Phenotypes were simulated assuming an underlying equicorrelation structure where all off-diagonal values of R were equal to ρ, where ρ ∈ {0, 0.5}. Disturbance was also added to the underlying correlation matrix, R, for some simulations so that the methods could be systematically tested in situations with unstructured correlation structures. To create a disturbed correlation matrix, a vector was created consisting of five random values from a continuous Uniform(—b, b) distribution, where b ∈ {0, 5}. Then, this vector was multiplied by its transpose to create a 5 ×5 square matrix, B, of rank 1. Finally, B was added to R and the resulting matrix was converted to a correlation matrix to create a disturbed underlying correlation matrix, R*, for simulating phenotypes.
For Type-I error simulations where σcausal = 0 for all SNPs, a total of 10,000 simulations were run for each scenario. For all power simulations, a total of 1,000 simulations were run for each scenario.
The performance of the functional F-statistics were compared to two other multi-phenotype, gene-based methods: ACAT and GAMuT. For all of the comparison methods, the raw (i.e., not flipped and not smoothed) genetic data were used. SNP-level analyses for ACAT were performed separately for each phenotype assuming an additive mode of inheritance using linear regression models via the lm() function in R.
3 Results
3.1 Simulations
3.1.1 Type I Error
All methods had relatively conservative Type I error rates across the simulation scenarios, though they all tended to become more accurate as the sample size, n, and gene size, m, increased. See Table 1 for Type-I error rates at α = 0.05 for each method stratified by gene size, number of observations, correlation among phenotypes, and correlation disturbance.
Type 1 error at α = 0.05 for each method stratified by gene size, number of observations, correlation among phenotypes, and correlation disturbance.
Under simulation scenarios with no correlation disturbance, ACAT tended to have the best control of Type I error especially for smaller sample sizes. However, as the sample size increased and as disturbance was added to the correlation, the functional F-statistics tended to perform better. Interestingly, whenever disturbance was added, ACAT’s Type I error tended to suffer while GAMuT and the functional F-statistics tended to be either unaffected or become more accurate. Notably, the Type I error rate of the newly derived functional F-statistic was consistently lower than that of the Shen and Faraway functional F-statistic which made it more conservative in all but one scenario (with a gene size of 25,000 bases, sample size of 500, no correlation among phenotypes, and correlation disturbance).
3.1.2 Power
No single method had the highest power across all simulation scenarios, but some general trends were apparent. Overall, power increased for all methods as the sample size, gene size, number of causal variants, and causal effect size increased. Additionally, all methods tended to achieve their lowest power in scenarios where the phenotypes were independent (ρ = 0, and b = 0) while they tended to achieve their highest power in scenarios with high amounts of correlation (ρ = 0.5, and b = 5). Differences between the methods were observed based on causal effect sizes and correlation structures.
For modest causal effect sizes (σcausal < 0.25), the functional F-statistics were the most powerful methods regardless of gene size, number of causal variants, and correlation structure (Figure 2). The performance of the functional F-statistics were similar to one another, though the Shen and Faraway F-statistic tended to have slightly higher power for the smallest causal effect sizes. While ACAT and GAMuT performed worse than the functional F-statistics for modest effect sizes, especially at smaller sample sizes, their performance relative to one another differed substantially based on the underlying correlation structure. ACAT was far more powerful than GAMuT when the phenotypes were independent (ρ = 0, and b = 0) and GAMuT was far more powerful than ACAT when there were high amounts of correlation among the phenotypes (ρ = 0.5, and b = 5). Under their respective most powerful correlation structures, ACAT and GAMuT were able to match the performance of the functional F-statistics at the largest sample size (N = 500).

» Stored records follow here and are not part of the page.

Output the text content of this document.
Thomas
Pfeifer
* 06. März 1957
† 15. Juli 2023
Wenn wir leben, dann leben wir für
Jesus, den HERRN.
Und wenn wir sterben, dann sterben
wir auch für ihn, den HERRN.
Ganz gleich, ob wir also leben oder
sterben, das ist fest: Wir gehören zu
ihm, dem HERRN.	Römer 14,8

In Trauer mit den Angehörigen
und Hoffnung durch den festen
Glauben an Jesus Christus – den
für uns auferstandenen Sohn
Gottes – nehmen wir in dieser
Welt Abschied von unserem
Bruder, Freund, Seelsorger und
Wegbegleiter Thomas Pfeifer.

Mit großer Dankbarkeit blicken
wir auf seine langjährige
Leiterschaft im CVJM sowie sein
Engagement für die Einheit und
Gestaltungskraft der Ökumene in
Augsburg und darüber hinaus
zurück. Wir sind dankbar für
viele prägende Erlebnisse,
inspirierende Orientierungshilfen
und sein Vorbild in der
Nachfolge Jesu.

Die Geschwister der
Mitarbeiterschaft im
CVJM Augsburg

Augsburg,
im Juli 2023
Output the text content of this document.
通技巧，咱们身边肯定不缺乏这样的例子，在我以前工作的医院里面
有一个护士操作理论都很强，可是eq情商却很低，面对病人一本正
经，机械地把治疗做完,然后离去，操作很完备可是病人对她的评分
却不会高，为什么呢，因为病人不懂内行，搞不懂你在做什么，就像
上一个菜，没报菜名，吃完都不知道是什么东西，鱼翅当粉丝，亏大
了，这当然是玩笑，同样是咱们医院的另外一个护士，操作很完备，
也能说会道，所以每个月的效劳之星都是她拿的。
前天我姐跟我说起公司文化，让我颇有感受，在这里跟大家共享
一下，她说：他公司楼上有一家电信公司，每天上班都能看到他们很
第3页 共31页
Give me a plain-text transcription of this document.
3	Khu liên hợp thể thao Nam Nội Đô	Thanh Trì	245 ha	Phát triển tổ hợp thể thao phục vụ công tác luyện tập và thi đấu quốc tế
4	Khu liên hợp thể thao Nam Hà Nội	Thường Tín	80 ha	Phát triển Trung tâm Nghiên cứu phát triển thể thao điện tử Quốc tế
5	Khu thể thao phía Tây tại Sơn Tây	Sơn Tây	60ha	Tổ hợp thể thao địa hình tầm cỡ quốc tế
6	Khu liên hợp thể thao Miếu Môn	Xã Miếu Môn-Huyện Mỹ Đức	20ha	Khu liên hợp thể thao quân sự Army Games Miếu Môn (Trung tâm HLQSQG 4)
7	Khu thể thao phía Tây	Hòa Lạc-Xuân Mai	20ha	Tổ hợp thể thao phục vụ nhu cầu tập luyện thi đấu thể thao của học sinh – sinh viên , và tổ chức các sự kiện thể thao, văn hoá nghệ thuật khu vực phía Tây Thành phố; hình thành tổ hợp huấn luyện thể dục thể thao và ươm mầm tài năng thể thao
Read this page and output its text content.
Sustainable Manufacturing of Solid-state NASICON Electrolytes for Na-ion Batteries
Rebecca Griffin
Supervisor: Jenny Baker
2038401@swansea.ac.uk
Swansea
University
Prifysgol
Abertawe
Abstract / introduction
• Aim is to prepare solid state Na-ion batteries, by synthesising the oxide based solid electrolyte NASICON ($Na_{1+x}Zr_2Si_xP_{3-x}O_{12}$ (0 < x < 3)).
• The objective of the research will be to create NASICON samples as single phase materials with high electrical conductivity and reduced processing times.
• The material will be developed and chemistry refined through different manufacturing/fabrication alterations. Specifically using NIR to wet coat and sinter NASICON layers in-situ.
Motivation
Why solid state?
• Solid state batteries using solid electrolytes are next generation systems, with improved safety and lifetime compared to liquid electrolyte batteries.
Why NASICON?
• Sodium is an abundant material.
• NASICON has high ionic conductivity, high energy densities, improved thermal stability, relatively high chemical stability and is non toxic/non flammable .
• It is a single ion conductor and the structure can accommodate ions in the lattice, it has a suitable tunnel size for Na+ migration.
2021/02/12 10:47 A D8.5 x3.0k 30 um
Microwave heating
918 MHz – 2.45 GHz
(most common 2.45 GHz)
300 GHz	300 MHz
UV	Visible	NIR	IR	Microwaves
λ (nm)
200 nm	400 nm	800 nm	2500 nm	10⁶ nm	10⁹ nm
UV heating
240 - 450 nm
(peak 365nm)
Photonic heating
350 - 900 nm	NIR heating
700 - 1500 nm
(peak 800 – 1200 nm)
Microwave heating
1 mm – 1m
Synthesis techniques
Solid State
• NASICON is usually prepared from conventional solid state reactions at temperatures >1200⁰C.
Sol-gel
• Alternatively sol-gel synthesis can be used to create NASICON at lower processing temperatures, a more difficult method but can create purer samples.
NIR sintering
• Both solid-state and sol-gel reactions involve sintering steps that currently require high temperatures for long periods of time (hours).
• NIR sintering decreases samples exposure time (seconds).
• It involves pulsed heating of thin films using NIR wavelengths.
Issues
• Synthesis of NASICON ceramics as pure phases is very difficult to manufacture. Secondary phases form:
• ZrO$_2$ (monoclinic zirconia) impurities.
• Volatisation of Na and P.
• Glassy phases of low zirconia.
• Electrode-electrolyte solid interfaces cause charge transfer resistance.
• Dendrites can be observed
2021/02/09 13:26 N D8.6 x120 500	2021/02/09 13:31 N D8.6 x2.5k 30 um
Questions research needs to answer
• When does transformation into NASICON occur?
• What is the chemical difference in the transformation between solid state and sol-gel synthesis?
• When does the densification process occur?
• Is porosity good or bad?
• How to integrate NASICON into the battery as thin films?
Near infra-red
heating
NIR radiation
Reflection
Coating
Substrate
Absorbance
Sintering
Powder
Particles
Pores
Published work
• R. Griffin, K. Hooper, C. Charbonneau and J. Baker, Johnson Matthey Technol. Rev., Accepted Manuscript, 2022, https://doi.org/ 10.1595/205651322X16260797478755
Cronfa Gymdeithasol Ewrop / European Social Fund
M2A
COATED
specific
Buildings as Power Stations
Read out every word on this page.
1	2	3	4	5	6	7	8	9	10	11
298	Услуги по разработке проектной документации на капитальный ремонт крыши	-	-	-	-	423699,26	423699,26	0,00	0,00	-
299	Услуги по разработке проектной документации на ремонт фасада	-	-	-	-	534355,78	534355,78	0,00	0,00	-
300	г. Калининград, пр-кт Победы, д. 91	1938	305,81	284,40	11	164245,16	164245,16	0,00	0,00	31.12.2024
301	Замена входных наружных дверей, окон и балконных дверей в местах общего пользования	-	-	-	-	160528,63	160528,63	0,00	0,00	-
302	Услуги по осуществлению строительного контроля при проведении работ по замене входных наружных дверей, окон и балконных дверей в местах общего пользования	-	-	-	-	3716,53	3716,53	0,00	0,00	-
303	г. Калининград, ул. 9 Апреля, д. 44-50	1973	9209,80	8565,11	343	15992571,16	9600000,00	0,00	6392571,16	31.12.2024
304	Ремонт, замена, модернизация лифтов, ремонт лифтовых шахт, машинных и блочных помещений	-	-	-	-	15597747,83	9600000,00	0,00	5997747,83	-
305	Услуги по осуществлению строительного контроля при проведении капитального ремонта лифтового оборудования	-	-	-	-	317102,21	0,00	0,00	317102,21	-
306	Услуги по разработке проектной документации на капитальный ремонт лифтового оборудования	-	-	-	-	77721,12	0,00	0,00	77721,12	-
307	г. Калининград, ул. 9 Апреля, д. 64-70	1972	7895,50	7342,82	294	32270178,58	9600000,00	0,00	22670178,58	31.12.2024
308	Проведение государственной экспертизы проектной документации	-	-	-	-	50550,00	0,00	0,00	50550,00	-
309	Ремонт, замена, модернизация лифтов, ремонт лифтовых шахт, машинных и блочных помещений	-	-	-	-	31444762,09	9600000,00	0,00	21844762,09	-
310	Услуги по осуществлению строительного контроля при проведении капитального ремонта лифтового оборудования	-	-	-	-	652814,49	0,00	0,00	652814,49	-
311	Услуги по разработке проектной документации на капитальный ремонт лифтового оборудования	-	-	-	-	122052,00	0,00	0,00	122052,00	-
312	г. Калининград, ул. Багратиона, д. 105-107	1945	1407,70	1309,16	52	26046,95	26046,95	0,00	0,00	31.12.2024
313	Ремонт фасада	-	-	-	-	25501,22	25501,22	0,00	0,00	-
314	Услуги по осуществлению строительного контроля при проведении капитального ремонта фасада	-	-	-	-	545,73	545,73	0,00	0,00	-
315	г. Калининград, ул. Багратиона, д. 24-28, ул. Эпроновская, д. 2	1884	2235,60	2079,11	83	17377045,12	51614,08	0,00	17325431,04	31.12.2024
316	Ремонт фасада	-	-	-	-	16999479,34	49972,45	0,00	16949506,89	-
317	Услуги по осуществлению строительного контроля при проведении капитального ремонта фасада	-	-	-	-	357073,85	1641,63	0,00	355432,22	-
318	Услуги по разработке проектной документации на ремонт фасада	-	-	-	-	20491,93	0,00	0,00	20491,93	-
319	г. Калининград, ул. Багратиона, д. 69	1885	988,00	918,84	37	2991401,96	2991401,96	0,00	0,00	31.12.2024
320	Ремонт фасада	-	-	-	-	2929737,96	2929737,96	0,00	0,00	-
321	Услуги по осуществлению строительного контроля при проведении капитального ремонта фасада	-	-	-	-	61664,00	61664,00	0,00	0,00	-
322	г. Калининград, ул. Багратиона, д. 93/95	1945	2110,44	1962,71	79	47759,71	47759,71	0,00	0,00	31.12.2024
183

Statistical power for simulations assuming 5 continuous phenotypes, 5 causal variants, and causal effect sizes simulated from a normal distribution with µ = 0 and σcausal = 0.15.
As the the causal effects increased (σcausal ≥0.25), ACAT and GAMuT began outperforming the functional F-statistics especially at larger sample sizes (Figure 3). Similar to the modest effect size scenarios, ACAT tended to be more powerful than GAMuT when the phenotypes were independent (ρ = 0, and b = 0) and GAMuT tended to be more powerful than ACAT when there were high amounts of correlation among the phenotypes (ρ = 0.5, and b = 5). Notably, even with stronger causal effects, the functional F-statistics still tended to be perform similar to, or sometimes even better than, the most powerful method at the smallest sample size. Furthermore, while the relative performances of ACAT and GAMuT varied based on the underlying correlation structure, the functional F-statistics were more stable and tended to be the second and third most powerful methods at larger sample sizes.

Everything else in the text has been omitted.